Thousands of Russians have taken on military careers since the 2022 invasion, drawn by incentives and domestic tactics. Ivan Chenin left a civil service job to volunteer aid to Donetsk and Luhansk, later enlisting in the Thunder Cascade volunteer unit and operating reconnaissance UAVs that directed artillery and missile strikes. Nearly half a million people joined Russian forces last year as contract soldiers or volunteers. Russian recruitment reportedly outpaces Ukraine’s. Kyiv officials say Russia plans a 150,000-soldier increase and monthly fulfillment of quotas at roughly 105–110 percent. The British Ministry of Defence reported over a million Russian wartime deaths, a figure that cannot be independently verified.
When President Vladimir Putin ordered a full-scale invasion of Ukraine in 2022, Ivan Chenin left his comfortable life working as a civil servant in Moscow to deliver aid as a volunteer to the separatist Donetsk and Luhansk People's Republics of eastern Ukraine, which Russia now claims as its new territories. After returning from a trip to the occupied areas of Ukraine last year, Chenin jumped further into the fray, enlisting in the Thunder Cascade volunteer unit.
I served as an operator of a reconnaissance UAV [drone], Chenin told Al Jazeera. My duties included surveillance and reconnaissance of enemy territory. If a target was detected, I reported to the commander, after which we controlled it. Then the artillery or missile systems worked. Chenin is one of nearly half a million people who took on a military career in Russia last year, whether as contract soldiers or members of volunteer units.

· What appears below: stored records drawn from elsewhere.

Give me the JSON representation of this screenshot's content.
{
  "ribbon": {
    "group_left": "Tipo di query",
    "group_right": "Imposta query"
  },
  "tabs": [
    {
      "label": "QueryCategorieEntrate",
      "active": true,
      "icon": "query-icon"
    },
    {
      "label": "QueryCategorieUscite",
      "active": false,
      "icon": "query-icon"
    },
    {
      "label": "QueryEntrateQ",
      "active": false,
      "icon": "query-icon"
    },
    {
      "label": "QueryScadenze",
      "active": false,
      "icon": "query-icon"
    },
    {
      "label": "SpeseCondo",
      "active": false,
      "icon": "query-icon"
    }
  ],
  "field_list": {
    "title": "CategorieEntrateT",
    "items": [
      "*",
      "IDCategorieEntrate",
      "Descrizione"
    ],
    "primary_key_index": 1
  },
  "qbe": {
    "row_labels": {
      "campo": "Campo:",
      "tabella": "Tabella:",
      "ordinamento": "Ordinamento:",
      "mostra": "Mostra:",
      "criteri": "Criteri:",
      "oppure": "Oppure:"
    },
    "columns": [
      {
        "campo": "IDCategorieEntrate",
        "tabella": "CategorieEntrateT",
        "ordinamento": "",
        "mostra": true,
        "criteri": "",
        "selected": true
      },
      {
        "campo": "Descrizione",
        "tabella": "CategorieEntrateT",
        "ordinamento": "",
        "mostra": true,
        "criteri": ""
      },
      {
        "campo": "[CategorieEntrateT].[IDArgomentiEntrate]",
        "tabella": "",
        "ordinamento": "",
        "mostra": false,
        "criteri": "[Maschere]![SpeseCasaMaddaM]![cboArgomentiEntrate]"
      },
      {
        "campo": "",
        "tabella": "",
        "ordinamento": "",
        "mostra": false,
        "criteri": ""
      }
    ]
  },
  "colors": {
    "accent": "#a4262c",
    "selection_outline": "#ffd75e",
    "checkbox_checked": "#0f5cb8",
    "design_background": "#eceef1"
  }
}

Ukrainian officials in Kyiv said in April that the Russian military plans to increase its grouping in Ukraine by 150,000 soldiers this year. The deputy head of Ukraine's military intelligence, Vadym Skibitsky, stated that the Russian Federation's recruitment plans are being fulfilled by 105 to 110 percent each month, putting it well on track to fulfil its quotas by the end of the year.